How true! Check around town: Dealer Tony Ingrao just packed up a pair of George III giltwood mirrors for a seven-figure price. The 1760 mirrors had all the right bells and whistles, and were from an important country house—that of Sir Arthur Cory-Wright, Ayot Place, Welwyn, Hertfordshire—and had been hawked by mega-dealer Charles Duveen back in 1920.

“They went to a Palm Beach collector,” said Mr. Ingrao. “People in Palm Beach want beautiful things in the same way that they did when their grand mansions were built in the 20’s. It’s all happening again down there.”

To keep such buyers happy, Mr. Ingrao has stocked his establishment with a bevy of million-dollar antiques, including a library table identical to one made for the English Treasury, as well as dining chairs circa 1755 by John Cobb, the queen’s cabinetmaker.

Those hyper-priced antiques are the talk of the town. Socialite-watcher and publicist R. Couri Hay dubs them “the new boy toys.” Still, what’s fueling such sales? Aren’t these supposed to be dire times?
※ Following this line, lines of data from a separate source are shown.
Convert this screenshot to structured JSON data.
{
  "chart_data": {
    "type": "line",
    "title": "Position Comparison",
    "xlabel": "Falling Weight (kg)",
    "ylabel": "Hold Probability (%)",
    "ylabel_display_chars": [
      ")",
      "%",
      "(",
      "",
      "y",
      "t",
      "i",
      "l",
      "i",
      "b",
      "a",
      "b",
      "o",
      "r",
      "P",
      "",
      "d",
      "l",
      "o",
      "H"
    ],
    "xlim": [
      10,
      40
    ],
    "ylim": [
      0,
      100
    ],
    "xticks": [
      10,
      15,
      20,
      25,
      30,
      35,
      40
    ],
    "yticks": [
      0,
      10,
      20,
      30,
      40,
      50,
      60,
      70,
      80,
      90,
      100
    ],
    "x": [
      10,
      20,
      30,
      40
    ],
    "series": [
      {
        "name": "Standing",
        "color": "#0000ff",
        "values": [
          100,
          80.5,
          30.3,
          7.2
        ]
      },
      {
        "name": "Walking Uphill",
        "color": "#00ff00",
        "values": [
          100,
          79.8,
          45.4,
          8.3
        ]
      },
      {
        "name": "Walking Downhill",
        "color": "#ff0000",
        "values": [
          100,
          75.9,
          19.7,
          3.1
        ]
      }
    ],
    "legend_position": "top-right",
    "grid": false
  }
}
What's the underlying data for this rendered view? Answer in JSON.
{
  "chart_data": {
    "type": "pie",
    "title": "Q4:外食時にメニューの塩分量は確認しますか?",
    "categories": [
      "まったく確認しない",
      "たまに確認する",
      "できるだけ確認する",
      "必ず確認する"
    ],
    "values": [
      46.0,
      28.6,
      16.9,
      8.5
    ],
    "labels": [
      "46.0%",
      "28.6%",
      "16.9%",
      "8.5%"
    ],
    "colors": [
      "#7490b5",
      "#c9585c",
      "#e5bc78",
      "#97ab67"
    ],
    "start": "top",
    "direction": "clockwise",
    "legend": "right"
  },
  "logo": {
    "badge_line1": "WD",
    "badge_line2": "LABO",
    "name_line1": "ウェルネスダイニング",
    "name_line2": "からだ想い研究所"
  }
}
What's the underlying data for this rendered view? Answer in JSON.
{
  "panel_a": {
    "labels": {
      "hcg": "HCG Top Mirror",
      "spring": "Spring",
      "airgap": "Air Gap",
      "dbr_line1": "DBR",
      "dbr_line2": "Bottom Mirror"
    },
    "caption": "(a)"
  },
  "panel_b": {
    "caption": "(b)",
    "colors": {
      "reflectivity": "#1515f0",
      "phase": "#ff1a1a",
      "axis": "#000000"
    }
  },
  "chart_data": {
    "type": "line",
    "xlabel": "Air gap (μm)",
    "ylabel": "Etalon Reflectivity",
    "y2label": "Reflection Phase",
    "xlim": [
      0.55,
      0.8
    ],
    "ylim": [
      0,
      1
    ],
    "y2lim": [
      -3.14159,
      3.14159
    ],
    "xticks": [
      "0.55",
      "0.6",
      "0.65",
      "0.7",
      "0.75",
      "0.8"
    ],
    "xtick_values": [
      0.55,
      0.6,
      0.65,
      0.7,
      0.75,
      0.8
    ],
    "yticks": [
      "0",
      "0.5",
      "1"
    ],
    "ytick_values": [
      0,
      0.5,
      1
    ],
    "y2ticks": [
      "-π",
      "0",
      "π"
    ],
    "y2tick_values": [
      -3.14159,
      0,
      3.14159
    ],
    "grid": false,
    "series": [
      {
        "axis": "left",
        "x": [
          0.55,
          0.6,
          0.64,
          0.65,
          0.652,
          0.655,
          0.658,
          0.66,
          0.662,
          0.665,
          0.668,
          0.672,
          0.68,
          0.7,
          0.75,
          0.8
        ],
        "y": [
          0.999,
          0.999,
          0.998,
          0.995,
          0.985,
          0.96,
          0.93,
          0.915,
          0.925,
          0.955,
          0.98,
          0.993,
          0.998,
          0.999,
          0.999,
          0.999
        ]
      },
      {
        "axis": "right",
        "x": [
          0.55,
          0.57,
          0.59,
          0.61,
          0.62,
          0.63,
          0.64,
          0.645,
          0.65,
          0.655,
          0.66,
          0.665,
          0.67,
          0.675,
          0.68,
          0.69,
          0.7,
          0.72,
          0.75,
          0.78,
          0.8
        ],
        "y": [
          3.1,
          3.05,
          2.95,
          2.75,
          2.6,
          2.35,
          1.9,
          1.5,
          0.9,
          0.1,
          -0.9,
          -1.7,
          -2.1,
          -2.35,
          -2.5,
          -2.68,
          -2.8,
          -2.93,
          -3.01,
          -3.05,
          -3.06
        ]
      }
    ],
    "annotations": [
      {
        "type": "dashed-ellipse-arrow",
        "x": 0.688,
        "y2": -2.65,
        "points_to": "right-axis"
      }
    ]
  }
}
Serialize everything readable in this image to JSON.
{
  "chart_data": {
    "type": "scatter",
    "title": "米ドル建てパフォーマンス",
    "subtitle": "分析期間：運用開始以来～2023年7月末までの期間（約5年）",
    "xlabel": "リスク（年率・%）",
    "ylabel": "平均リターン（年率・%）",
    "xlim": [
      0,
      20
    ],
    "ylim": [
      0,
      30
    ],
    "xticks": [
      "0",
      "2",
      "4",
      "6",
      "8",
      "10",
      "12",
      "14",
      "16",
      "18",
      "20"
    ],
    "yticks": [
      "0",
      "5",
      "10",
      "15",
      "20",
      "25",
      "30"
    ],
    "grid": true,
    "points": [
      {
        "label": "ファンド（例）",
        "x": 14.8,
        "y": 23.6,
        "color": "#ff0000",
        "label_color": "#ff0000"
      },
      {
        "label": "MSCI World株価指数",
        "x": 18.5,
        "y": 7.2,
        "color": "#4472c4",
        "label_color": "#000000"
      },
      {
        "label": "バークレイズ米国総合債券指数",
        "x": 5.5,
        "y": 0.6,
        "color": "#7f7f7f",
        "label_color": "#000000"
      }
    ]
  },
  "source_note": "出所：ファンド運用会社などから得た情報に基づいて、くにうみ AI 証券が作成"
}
Europe’s biggest bank, UBS, just reported a stunning 71 percent hike in its third-quarter profits. They attribute it to the blazing boom in oil-related wealth in the Middle East—and those oil riches could zoom even higher. Closer to home, Merrill Lynch is barreling forward with a 49 percent increase in earnings—and Apple’s profits quadrupled.

Still, why antiques? It’s almost a why-not—“Once you’ve got your Mercedes and a Rolex or two,” said Bob Israel of the Kentshire Galleries, “then it’s onto antiques.” Edward S. Cooke Jr., the art-history chair at Yale University, noted in an e-mail of the Safra sale in particular: “It sounds like this sale is a little more driven by spectacle—the fascination with celebrities, especially those whose end was mysterious—than by the consumer hedonism of the 1980s ‘Bobos in Paradise.’”

Just in time for Christmas shopping, on Dec. 14 and 15, Christie’s London is hawking the famed Nathan Wildenstein collection—he was shopkeeper to Henry Clay Frick, Sir Richard Wallace and Calouste Gulbenkian—which is filled with $1-million-plus (estimated) bureau plats. That auction is expected to fetch a cool $25 million—but with so many multimillionaires competing for de rigueur antiques, the Christie’s sale may rival even the Safra madness.